A escrita intrinsecamente na narração foi ótima, pois a utilização de palavras foi


adequada, ao igual que a sua linguagem, simbolismos e alusões, que fez com que o
conto fosse original e não permanecesse na trama básica, por obra de não só transmitir o
sentido do amor, mas ir mais além ao conduzir à realidade destes anos na sociedade
portuguesa e a condição humana à que o homem enfrentava-se na privação ou paupérie,
incitando por sua vez ao pensamento moral sobre o que é o homem e o que é a
humanidade.
Mensagem com a atualidade

A mensagem que nos deixa O Noivo, não fica só impregnada na sociedade dos anos
cinquenta, mas sim continua até a nossa quotidianidade, pois a sua ideia permanece
extremadamente ligada tanto ao contorno social que faz e modifica ao homem como à
sua simplicidade. Com isto, pode-se destacar o fator mais essencial da obra, sobre o
contraste de estatutos da classe-média e também da classe-alta com a classe-baixa ou
mais encarecida em outros términos, salientando a imensa pobreza de muitas pessoas no
país, que tanto para a época como agora seguem existindo, talvez em menor dimensão,
mas que continuam a atrasar a nação e pôr em causa a vitalidade humana, como o preço
que têm aqueles que lutam pela sobrevivência dia após dia.
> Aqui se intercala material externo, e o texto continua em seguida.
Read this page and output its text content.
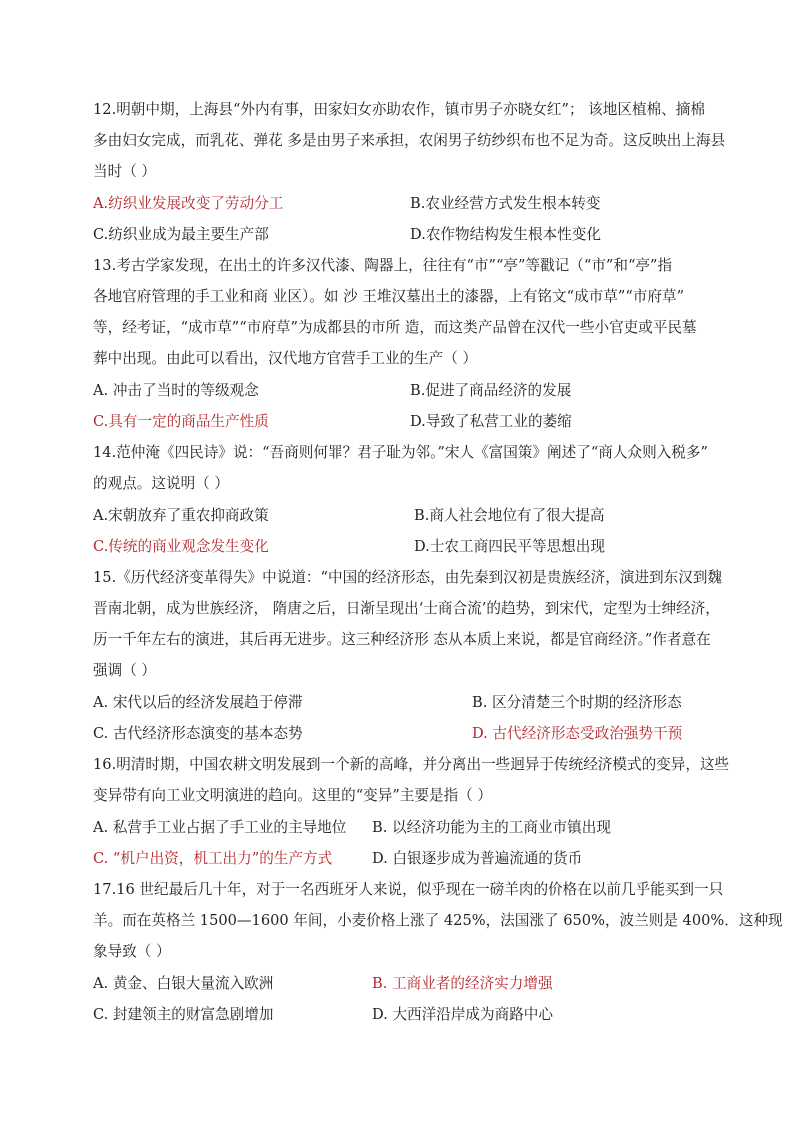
12.明朝中期，上海县“外内有事，田家妇女亦助农作，镇市男子亦晓女红”； 该地区植棉、摘棉
多由妇女完成，而乳花、弹花 多是由男子来承担，农闲男子纺纱织布也不足为奇。这反映出上海县
当时（ ）
A.纺织业发展改变了劳动分工	B.农业经营方式发生根本转变
C.纺织业成为最主要生产部	D.农作物结构发生根本性变化
13.考古学家发现，在出土的许多汉代漆、陶器上，往往有“市”“亭”等戳记（“市”和“亭”指
各地官府管理的手工业和商 业区）。如 沙 王堆汉墓出土的漆器，上有铭文“成市草”“市府草”
等，经考证，“成市草”“市府草”为成都县的市所 造，而这类产品曾在汉代一些小官吏或平民墓
葬中出现。由此可以看出，汉代地方官营手工业的生产（ ）
A. 冲击了当时的等级观念	B.促进了商品经济的发展
C.具有一定的商品生产性质	D.导致了私营工业的萎缩
14.范仲淹《四民诗》说：“吾商则何罪？君子耻为邻。”宋人《富国策》阐述了“商人众则入税多”
的观点。这说明（ ）
A.宋朝放弃了重农抑商政策	B.商人社会地位有了很大提高
C.传统的商业观念发生变化	D.士农工商四民平等思想出现
15.《历代经济变革得失》中说道：“中国的经济形态，由先秦到汉初是贵族经济，演进到东汉到魏
晋南北朝，成为世族经济， 隋唐之后，日渐呈现出‘士商合流’的趋势，到宋代，定型为士绅经济，
历一千年左右的演进，其后再无进步。这三种经济形 态从本质上来说，都是官商经济。”作者意在
强调（ ）
A. 宋代以后的经济发展趋于停滞	B. 区分清楚三个时期的经济形态
C. 古代经济形态演变的基本态势	D. 古代经济形态受政治强势干预
16.明清时期，中国农耕文明发展到一个新的高峰，并分离出一些迥异于传统经济模式的变异，这些
变异带有向工业文明演进的趋向。这里的“变异”主要是指（ ）
A. 私营手工业占据了手工业的主导地位 B. 以经济功能为主的工商业市镇出现
C. “机户出资，机工出力”的生产方式	D. 白银逐步成为普遍流通的货币
17.16 世纪最后几十年，对于一名西班牙人来说，似乎现在一磅羊肉的价格在以前几乎能买到一只
羊。而在英格兰 1500—1600 年间，小麦价格上涨了 425%，法国涨了 650%，波兰则是 400%．这种现
象导致（ ）
A. 黄金、白银大量流入欧洲	B. 工商业者的经济实力增强
C. 封建领主的财富急剧增加	D. 大西洋沿岸成为商路中心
Esta ideia é expressa por
Agustina Bessa-Luís através de um sentimento disfórico, ao usar o recurso à adjetivação
múltiplas vezes para a descrição da miséria à que a humanidade está exposta
constantemente e por muitas vezes é obviado.

De outra forma, também temos os atos sociais que a mendicidade também obriga, que
no conto é mencionado de forma indireta como a prostituição («para quem a nudez é um
estado natural, para que o imoral não é mais que um hábito, e os costumes uma forma
de ser moral»), que ainda na sociedade atual evidencia-se e permanece como um sinal
de carência económica, pois os seus praticantes incessantemente precisam de uma via
de escape aos seus problemas económicos («um odor a imundície, de corpo humano que
a pobreza marcou com esse estigma de descomposição em vida, mais odioso que a
própria doença e que a morte»).

Noutro ponto de vista, no conto aborda-se as relações humanas que apesar de terem
evoluído até agora, continuam sendo as mesmas, como aquelas de gratidão e
confidencialidade, neste caso, presenciada entre o noivo e o hospedeiro, no qual o ser
humano estabelece laços e pode ser até mais dependente do que de uma família, neste
contexto, enquadra-se as relações de amizade que o homem cria por necessidade de
interdependência («uma espécie de gratidão, traduzida em camaradagem expansiva, em
confidências e generosidades que, muitas vezes, um ente do mesmo sangue, que habita
sob o mesmo teto, não logra conhecer durante uma vida inteira»).